I don’t recognise the person who made that choice. But when I reflect on that decision, I get closer to understanding the problem we are facing with the under-reporting of homophobic violence.
Everybody you come in contact with needs an explanation for why you’re in the state you’re in. Meanwhile, you just want the whole thing to be over, so you keep it brief. I told them I had been mugged – just seemed easier.
When your life has been turned upside down because some bastard has a problem with your sexuality, you don’t have the energy to deal with anybody else’s discomfort with the issue.
And amazingly, nobody ever asked if I thought it was a hate crime. They’re looking at me, the person I am, they hear the nature of the attack and nobody bothers. I’ve just had my head bashed in, so do you really think being asked if I’m gay is going to be the low point of my week?
I still think about him [the attacker]. He even has a name – “Gummy Joe” is what I call him.
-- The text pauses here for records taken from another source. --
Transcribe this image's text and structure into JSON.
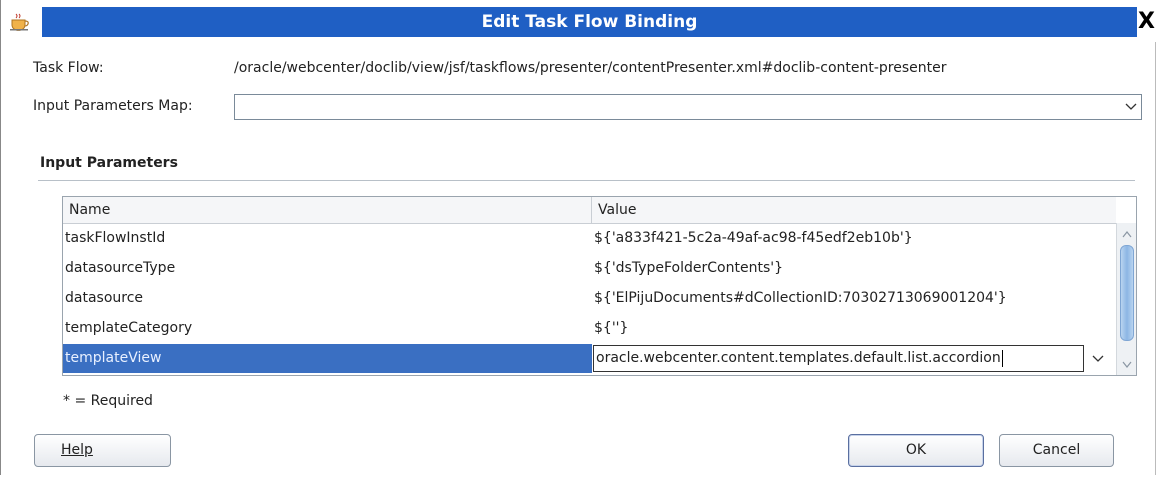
{
  "window": {
    "title": "Edit Task Flow Binding",
    "close_glyph": "X",
    "icon": "java-cup-icon"
  },
  "task_flow": {
    "label": "Task Flow:",
    "value": "/oracle/webcenter/doclib/view/jsf/taskflows/presenter/contentPresenter.xml#doclib-content-presenter"
  },
  "params_map": {
    "label": "Input Parameters Map:",
    "value": ""
  },
  "section": {
    "title": "Input Parameters"
  },
  "table": {
    "headers": {
      "name": "Name",
      "value": "Value"
    },
    "rows": [
      {
        "name": "taskFlowInstId",
        "value": "${'a833f421-5c2a-49af-ac98-f45edf2eb10b'}"
      },
      {
        "name": "datasourceType",
        "value": "${'dsTypeFolderContents'}"
      },
      {
        "name": "datasource",
        "value": "${'ElPijuDocuments#dCollectionID:703027130690012​04'}"
      },
      {
        "name": "templateCategory",
        "value": "${''}"
      },
      {
        "name": "templateView",
        "value": "oracle.webcenter.content.templates.default.list.accordion"
      }
    ],
    "selected_row": 4
  },
  "required_note": "* = Required",
  "buttons": {
    "help": "Help",
    "ok": "OK",
    "cancel": "Cancel"
  },
  "colors": {
    "title_bar": "#1f5fc4",
    "selection": "#3a6fc2"
  }
}
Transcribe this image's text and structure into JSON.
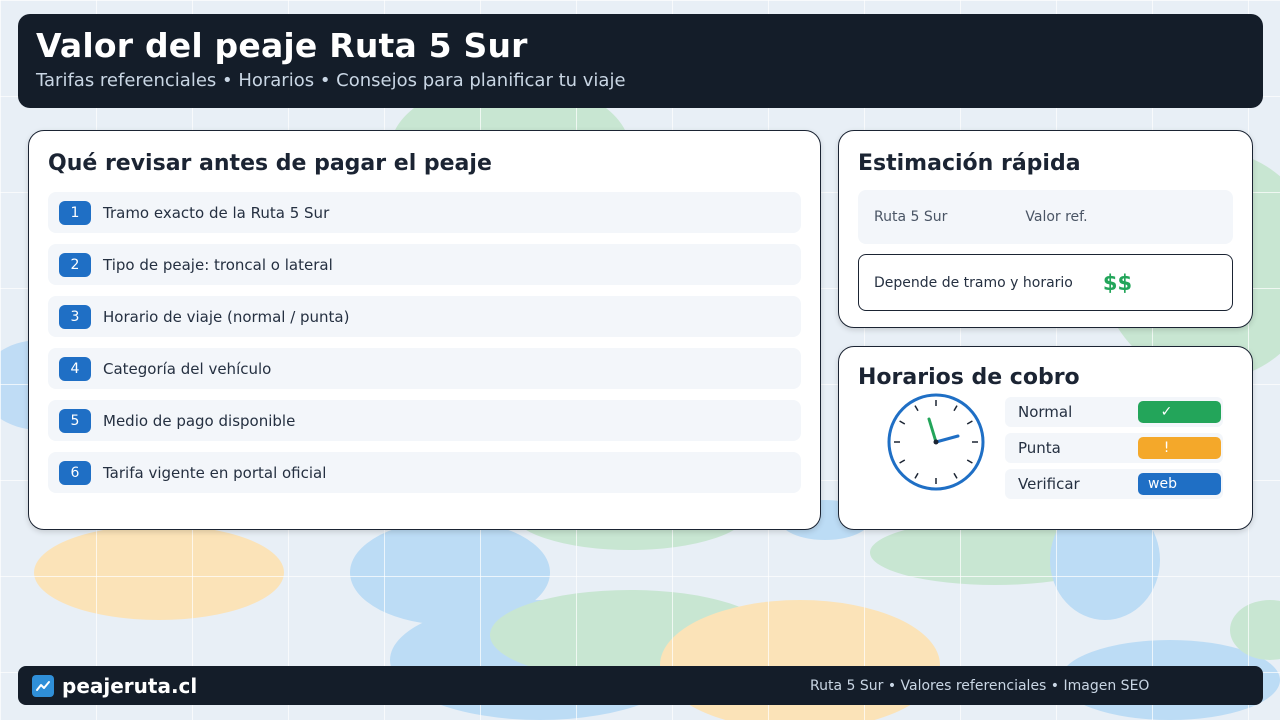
{
  "header": {
    "title": "Valor del peaje Ruta 5 Sur",
    "subtitle": "Tarifas referenciales • Horarios • Consejos para planificar tu viaje"
  },
  "checklist": {
    "title": "Qué revisar antes de pagar el peaje",
    "items": [
      {
        "num": "1",
        "label": "Tramo exacto de la Ruta 5 Sur"
      },
      {
        "num": "2",
        "label": "Tipo de peaje: troncal o lateral"
      },
      {
        "num": "3",
        "label": "Horario de viaje (normal / punta)"
      },
      {
        "num": "4",
        "label": "Categoría del vehículo"
      },
      {
        "num": "5",
        "label": "Medio de pago disponible"
      },
      {
        "num": "6",
        "label": "Tarifa vigente en portal oficial"
      }
    ]
  },
  "estimate": {
    "title": "Estimación rápida",
    "col1": "Ruta 5 Sur",
    "col2": "Valor ref.",
    "note": "Depende de tramo y horario",
    "price_symbol": "$$"
  },
  "schedule": {
    "title": "Horarios de cobro",
    "clock_icon": "clock-icon",
    "rows": [
      {
        "label": "Normal",
        "badge": "✓",
        "color": "#23a55a"
      },
      {
        "label": "Punta",
        "badge": "!",
        "color": "#f4a82a"
      },
      {
        "label": "Verificar",
        "badge": "web",
        "color": "#1f6fc5"
      }
    ]
  },
  "footer": {
    "brand": "peajeruta.cl",
    "logo_icon": "chart-line-icon",
    "note": "Ruta 5 Sur • Valores referenciales • Imagen SEO"
  },
  "colors": {
    "dark": "#141d29",
    "accent_blue": "#1f6fc5",
    "accent_green": "#23a55a",
    "accent_orange": "#f4a82a"
  }
}
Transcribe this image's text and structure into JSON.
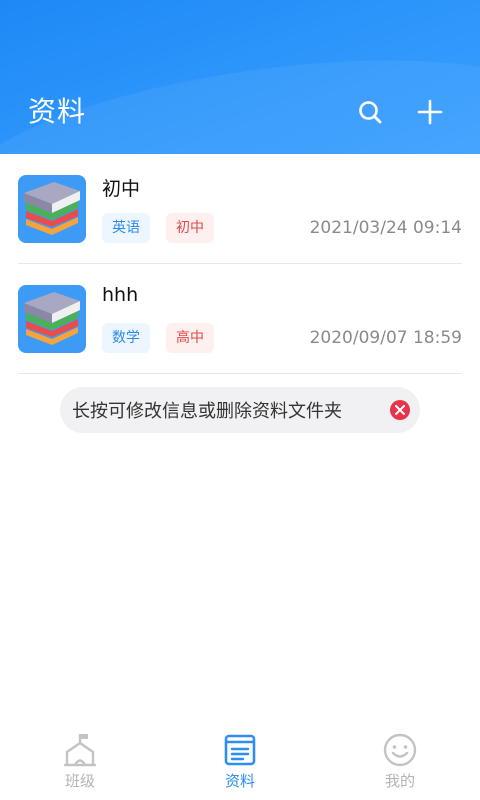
{
  "header": {
    "title": "资料",
    "search_icon": "search-icon",
    "add_icon": "plus-icon",
    "accent": "#2a92f8"
  },
  "items": [
    {
      "title": "初中",
      "subject_tag": "英语",
      "level_tag": "初中",
      "date": "2021/03/24 09:14",
      "icon": "books-stack-icon"
    },
    {
      "title": "hhh",
      "subject_tag": "数学",
      "level_tag": "高中",
      "date": "2020/09/07 18:59",
      "icon": "books-stack-icon"
    }
  ],
  "hint": {
    "text": "长按可修改信息或删除资料文件夹",
    "close_icon": "close-circle-icon"
  },
  "tabs": [
    {
      "label": "班级",
      "icon": "house-flag-icon",
      "active": false
    },
    {
      "label": "资料",
      "icon": "document-icon",
      "active": true
    },
    {
      "label": "我的",
      "icon": "smiley-icon",
      "active": false
    }
  ]
}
If I were to ask you “who are the most influential people in your life” you’d talk about family and friends, colleagues and lovers – and I would too, but I’ve also got Gummy Joe on the list.
Since the attack I’ve battled with varying degrees of double vision and loss of vision, as well as the discomfort of having an implant in my head where they repaired the fractured bone.
Every time I have to close one eye just so I can watch TV or read a book, the first five minutes of every day when I only see double, whenever I get fed up with having to wear my glasses – he pops into my head. These are the aspects of my life that he has joint custody over.
Completely uninvited, this man holds a seat at the conference table in my head, and I resent that deeply.
I’ve thought a lot about what I would define as “justice”. I’m a big believer in stepping over the symptom and going right to the source of a problem. And for me, that is institutionalised homophobia at the highest level.
However, I do show greater caution when on the street at night these days. But I think many people in the 2010 postcode would say the same thing.
Sometimes I feel like I’ve stepped into an episode of Buffy The Vampire Slayer, when the Hell-Mouth has begun to open beneath the town, and all the people on the street are turning nuts, talking to themselves, shouting at thin air, being intensely agro, insatiably looking for a fight.
Truly, Oxford St is turning into Sunnydale when Buffy is on vacation.
There were various community groups represented at the police forum last week, but I know why I got an invite.
Somebody had to be there to remind those who have been entrusted with planning “the response” that these under-recorded statistics we grieve over are actually the voices of people.